From: "Douglas W. Jones"
Subject: Re: Washington state emergency
Date: Tue, 10 Aug 2004 09:20:11 -0500
To: "Ellen Theisen at VotersUnite!"
Cc: "John Gideon"
On Aug 9, 2004, at 5:49 PM, Ellen Theisen at VotersUnite! wrote:
Doug,
(Ellen Theisen) John and I just found out that six counties in WA have just now installed new software for the September primary and the November general election. Five are optical scan, one is DRE+optical scan. It was done because the old s/w wouldn't handle the new ballot design, but it was a choice of the counties to use the new ballot design. Sam Reed (SoS) has used his powers to call this an emergency change and the only certification that is being done on this uninspected s/w is running ballots through the opscans. I don't know what they did for the DREs.
(Doug Jones) This is not a good procedure. No software upgrade should be allowed without going through the ITA process.

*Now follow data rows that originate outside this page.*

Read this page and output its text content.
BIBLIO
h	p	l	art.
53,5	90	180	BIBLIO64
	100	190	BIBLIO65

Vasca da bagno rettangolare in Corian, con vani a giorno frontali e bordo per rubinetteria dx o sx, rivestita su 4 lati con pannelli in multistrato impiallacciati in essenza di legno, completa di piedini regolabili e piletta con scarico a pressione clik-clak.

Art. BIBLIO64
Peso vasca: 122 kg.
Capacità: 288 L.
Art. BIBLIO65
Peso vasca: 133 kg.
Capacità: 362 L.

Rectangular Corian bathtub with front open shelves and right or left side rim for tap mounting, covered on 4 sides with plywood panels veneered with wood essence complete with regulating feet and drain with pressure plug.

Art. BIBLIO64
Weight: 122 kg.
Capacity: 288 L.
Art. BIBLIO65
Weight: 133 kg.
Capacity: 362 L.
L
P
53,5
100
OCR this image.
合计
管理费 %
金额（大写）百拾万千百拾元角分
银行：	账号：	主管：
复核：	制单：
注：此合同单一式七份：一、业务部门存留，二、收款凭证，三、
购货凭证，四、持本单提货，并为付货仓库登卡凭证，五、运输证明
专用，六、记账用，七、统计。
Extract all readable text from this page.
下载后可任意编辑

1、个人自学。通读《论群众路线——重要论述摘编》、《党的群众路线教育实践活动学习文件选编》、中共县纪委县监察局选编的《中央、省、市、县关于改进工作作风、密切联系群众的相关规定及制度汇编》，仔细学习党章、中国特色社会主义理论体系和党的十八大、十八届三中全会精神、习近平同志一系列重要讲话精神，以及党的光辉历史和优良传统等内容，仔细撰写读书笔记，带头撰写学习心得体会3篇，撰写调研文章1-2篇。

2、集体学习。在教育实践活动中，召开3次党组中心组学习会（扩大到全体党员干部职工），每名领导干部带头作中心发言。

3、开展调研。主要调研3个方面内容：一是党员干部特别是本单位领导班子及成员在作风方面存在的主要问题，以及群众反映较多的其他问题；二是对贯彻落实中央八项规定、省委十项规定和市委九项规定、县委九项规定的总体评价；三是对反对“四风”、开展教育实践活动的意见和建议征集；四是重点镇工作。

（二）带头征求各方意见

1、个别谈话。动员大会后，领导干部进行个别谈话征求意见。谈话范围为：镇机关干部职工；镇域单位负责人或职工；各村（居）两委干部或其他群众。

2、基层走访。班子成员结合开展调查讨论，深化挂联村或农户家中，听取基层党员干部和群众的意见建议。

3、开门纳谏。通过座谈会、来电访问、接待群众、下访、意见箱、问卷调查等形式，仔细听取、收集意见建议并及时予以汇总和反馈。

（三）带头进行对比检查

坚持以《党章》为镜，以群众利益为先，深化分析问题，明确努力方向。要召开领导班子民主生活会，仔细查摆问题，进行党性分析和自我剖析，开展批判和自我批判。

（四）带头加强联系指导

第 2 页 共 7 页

In this case, if Washington used California-style mandatory recounts for the sake of checking the integrity of the systems, I'd be willing to accept this kind of "late in the game" patching. Without that insurance, I'd say it's a very bad idea.
(ET) Alta Price (Iowa) told me today that you said software shouldn't be changed after the candidate list is known.
(DJ) Indeed. If you allow patches after the candidates are known, the patch can be rigged to favor a specific candidate unless the vote tabulating machine has no knowledge of candidate names or party affiliations, but only counts votes by
'ballot position'.
Things are even worse if the patch is installed after assignment of candidates to specific ballot positions, because then, the patch can be rigged to favor one specific ballot position.
Such patches can easily be rigged to pass most logic and accuracy tests with flying colors while being biased with real votes. The reason is that most logic and accuracy testing is done with "perfectly marked" ballots. The bubbles on a blacken the bubble ballot are perfectly blackened. The perverse patch could favor one candidate in some ballot position by having a different counting threshold for that candidate than for their opponent, so it would count the mark if 15 pixels were dark for the favored candidate, but require 35 dark pixels in their opponent's ballot position, where a perfectly blackened oval had 50 dark marks.
There are ways to improve logic and accuracy testing to touch on this issue. The best tests include not only perfectly marked ballots, but ballots that are carefully marked with a graded series of marks, from blank ballots to perfectly marked. I always include such tests in my state certification testing of mark-sense scanners, but I gather that many states and many vendors do not routinely perform such tests. I consider this bad.